As becomes clear, the musicians on The Self Preservation Society function as a kind of loose collective, and this collaborative spirit is essential to the album’s coherence, its exuberance and its creative drive. On Paul Simon’s America, Oates and Manga team up again, joined by a host of other musicians, to create something wholly new out of a very familiar template – and that’s before the track morphs into a folk-rock version of America by the Nice. Doonan and Ben Murray duet beautifully on the Byrds’ Gunga Din, and Murray surfaces again singing Lindisfarne’s criminally overlooked Lady Eleanor.
Elsewhere, Iamesh and the Secret Collective nail a strong country groove to The United States of America’s I Wouldn’t Leave My Wooden Wife, get all swampy on Redbone’s Crazy Cajun Cakewalk Band, ham it up supremely for Zappa’s Montana and even manage to slip in some avant-jazz (Moondog’s Stamping Ground). Also high on the weird scale is James Porter’s Terrapin, almost a note-perfect reproduction of Syd Barrett’s original, which only goes to re-emphasise the strange beauty of that song.
Some of the real treats are concealed deep in the album, another reason (not that you need one) to give the whole thing a few proper deep listens. Julie Tippetts (better-known to some as Julie Driscoll) singing Spirit’s Fresh Garbage is one such moment, a timely reminder of one of the era’s great voices. Another is Honeyfeet’s delicate Reasons For Waiting, which distils the essence of Jethro Tull’s bluesy folk-rock into something supremely, almost uncannily evocative of another time and place (the same group prove equally adept at trippy transatlantic folk with White Rabbit and Don’t Bogart Me). Teddy Thompson plays it straight with She’s Not There, while the Dhol Foundation’s Indian instrumentation proves a perfect fit for Riders On The Storm and Kashmir, with Eliza Carthy’s searing vocals proving a suitable (and even at times similar) replacement for Robert Plant on the latter. Also given an Eastern makeover is Traffic’s Utterly Simple, with Sheema Mukherjee providing a beautiful sitar and vocal setting for the song.
Best of all, perhaps, is Marry Waterson’s wonderfully expressive, breathtakingly simple Hey, That’s No Way To Say Goodbye, which matches Leonard Cohen’s masterful original for sheer emotional impact. But it is run close by The Naked King’s Moonchild, Mira Manga’s feather-light voice and a patterned lacework of electronics and flute relocating King Crimson’s original to a kind of future pagan dream world. Or perhaps by the closing track, Nick Drake’s Time Has Told Me, rendered as a stately piano ballad by the impressive Ben Murray.

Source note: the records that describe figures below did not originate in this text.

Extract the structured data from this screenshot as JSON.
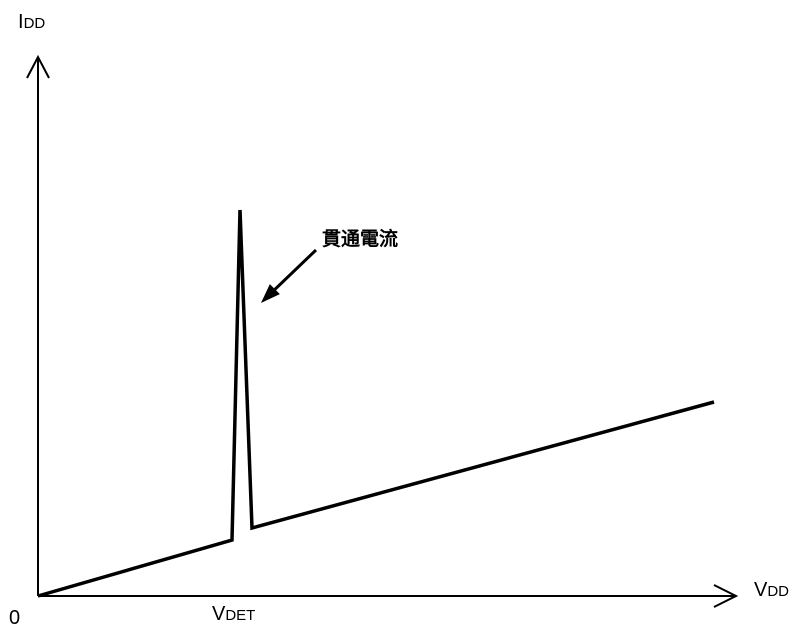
{
  "axes": {
    "y_label_main": "I",
    "y_label_sub": "DD",
    "x_label_main": "V",
    "x_label_sub": "DD",
    "origin_label": "0",
    "marker_label_main": "V",
    "marker_label_sub": "DET"
  },
  "annotation": {
    "text": "貫通電流"
  },
  "colors": {
    "stroke": "#000000",
    "background": "#ffffff"
  }
}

But picking a favourite from a collection so immense and so replete with highlights is a fool’s errand. Part of the greatness of the whole undertaking is the way it reacquaints the listener with some of the best music of another era. But more importantly, and more ambitiously, Constantine, his label and its musicians are attempting no less than to change the way we listen to music by urging us to give ourselves more time to appreciate objects of discernible craft and irrevocable artistry. And if more music of this quality gets made, who knows? The project may yet succeed.